Geological formation in Canada

The Peace River Formation is a stratigraphic unit of middle Albian age in the Western Canadian Sedimentary Basin.

It takes the name from the Peace River, and was first described on the banks of the river, downstream from the Smoky River confluence to the mouth of the Notikewin River by McConnell in 1893.

==Lithology==
The Peace River Formation consists of greywacke, coal, coarse to fine marine sandstone and dark, fissile, non-calcareous shale.

===Hydrocarbon production===

Gas is produced from the Cadotte Member in northern-western Alberta.

==Distribution==
The Peace River Formation is 60 ft thick on average. The formation has different extents at different stages, with the Paddy Member present only in the Peace River Country in northern Alberta south of Clear Hills, while the Cadotte Member and the Harmon Member occur in both Alberta and north-eastern British Columbia.

===Physiography===

The Peace River Lowland, a landform region in the Alberta Plateau, is a gently rolling lowland without clearly defined outer boundaries extending east of the Rocky Mountains on both sides of the Peace River and sloping downward to the north and east. The higher hills in the foothills east of the Rockies in northeastern British Columbia have elevations of about 1000 m and the plains west of Lake Athabasca are about 300 m above sea level. The lowland's Quaternary sediments of the former lake bottom of Glacial Lake Peace are underlain by Upper and Lower Cretaceous sedimentary rocks mainly shales of the Shaftesbury formation and sandstones of the Dunvegan and Peace River formations. The Peace River and its immediate tributaries have incised almost 200 meters into the sediments and into the Cretaceous bedrock in the western section but only about 70 meters in the east side further north around Fort Vermilion.
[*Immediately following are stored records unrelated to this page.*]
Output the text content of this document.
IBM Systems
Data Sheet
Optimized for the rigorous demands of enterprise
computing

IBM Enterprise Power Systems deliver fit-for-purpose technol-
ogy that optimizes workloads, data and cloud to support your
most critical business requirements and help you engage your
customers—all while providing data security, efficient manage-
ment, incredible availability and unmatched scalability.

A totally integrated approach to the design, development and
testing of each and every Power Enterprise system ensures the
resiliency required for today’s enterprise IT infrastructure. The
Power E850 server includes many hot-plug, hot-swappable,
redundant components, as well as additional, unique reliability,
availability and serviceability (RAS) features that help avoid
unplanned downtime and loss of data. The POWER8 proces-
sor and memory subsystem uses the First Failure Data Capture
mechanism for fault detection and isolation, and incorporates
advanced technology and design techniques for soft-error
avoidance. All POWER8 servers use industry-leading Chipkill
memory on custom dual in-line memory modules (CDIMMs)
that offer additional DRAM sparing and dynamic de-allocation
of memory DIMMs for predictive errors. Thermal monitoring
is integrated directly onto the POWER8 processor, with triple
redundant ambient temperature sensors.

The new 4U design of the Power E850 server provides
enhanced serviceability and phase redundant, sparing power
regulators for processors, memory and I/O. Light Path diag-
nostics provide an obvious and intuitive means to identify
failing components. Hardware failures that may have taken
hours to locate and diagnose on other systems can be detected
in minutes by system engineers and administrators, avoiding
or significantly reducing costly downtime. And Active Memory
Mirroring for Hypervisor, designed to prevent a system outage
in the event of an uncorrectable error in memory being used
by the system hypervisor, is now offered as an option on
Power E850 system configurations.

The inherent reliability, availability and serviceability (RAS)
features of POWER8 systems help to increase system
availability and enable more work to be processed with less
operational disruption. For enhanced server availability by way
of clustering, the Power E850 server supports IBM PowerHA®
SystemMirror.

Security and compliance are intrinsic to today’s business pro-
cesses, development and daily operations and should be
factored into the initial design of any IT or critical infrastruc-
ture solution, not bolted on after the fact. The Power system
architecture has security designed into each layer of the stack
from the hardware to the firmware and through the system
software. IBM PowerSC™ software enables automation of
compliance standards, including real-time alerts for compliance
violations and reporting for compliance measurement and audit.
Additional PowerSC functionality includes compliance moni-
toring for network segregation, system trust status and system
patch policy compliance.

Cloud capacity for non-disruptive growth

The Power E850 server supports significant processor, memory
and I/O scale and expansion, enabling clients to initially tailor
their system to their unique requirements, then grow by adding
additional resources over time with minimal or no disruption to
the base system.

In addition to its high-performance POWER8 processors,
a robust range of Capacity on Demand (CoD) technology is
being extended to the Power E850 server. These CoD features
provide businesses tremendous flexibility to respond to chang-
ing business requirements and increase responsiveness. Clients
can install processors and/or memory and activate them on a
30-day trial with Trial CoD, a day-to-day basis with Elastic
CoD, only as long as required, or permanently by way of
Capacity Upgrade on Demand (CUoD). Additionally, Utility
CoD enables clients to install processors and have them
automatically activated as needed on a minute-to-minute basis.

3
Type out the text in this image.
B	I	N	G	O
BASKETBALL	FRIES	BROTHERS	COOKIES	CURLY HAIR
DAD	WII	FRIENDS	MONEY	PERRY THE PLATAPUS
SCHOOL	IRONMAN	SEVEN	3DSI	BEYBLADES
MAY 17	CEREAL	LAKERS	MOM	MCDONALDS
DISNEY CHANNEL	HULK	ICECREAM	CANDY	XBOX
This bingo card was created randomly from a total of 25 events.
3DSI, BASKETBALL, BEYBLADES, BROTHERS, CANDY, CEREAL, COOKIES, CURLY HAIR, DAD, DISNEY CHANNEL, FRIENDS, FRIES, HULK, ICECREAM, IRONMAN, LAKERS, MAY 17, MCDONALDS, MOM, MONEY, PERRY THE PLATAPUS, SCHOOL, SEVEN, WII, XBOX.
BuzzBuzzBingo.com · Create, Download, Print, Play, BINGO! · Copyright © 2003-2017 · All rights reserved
On the basis of topography and landscape pattern, the area may be subdivided into four local physiographic units: the Peace River Lowland, Otter Lakes Upland, Utikuma Lake Upland, and Clear Hills Upland.

The Peace River Lowland is located in the central part of the area and is dissected by the Peace River. The Otter Lakes Upland in the northeast is a southern extension of the Buffalo Head Hills. It has a rugged moraine topography with steep slopes and isolated hills. Elevations above sea level range from 1900 ft to 2600 ft. The Utikuma Lake Upland in the southeast also ranges from 1900 ft to 2700 ft. The Clear Hills Upland in the west ranges from 1900 ft to 2700 ft.

==Relationship to other units==
The Peace River Formation is a sub-division of the Fort St. John Group. It is conformably overlain by the Shaftesbury Formation shale and is conformably underlain by the Spirit River Formation.

It is equivalent to the Commotion Formation in British Columbia and to the Scatter Formation in the Liard River area. It correlates to the Buckinghorse Formation in north-eastern British Columbia.

===Subdivisions===

The Peace River Formation is composed of the following subdivisions from base to top:

| Sub-unit | Age | Lithology | Max. thickness | Reference |
|---|---|---|---|---|
| Paddy Member | Early Cretaceous | greywacke, coal | 40 feet (10 m) |  |
| Cadotte Member | middle Albian | coarse to fine marine sandstone | 52 feet (20 m) |  |
| Harmon Member | middle Albian | dark, fissile, non-calcareous shale | 34 feet (10 m) |  |

The Harmon Member correlates with the Hulcross Shale of the Commotion Formation in British Columbia and the shale member of the Scatter Formation in the Liard River area. The Cadotte Member correlates with the lower part of the Boulder Creek Member of the Commotion Formation and to the sum of the sandy member of the Scatter Formation and the base of the Lepine Formation.

In eastern and central Alberta, the Harmon Member can be correlated to the Joli Fou Formation, and the Cadotte Members with the Viking Formation.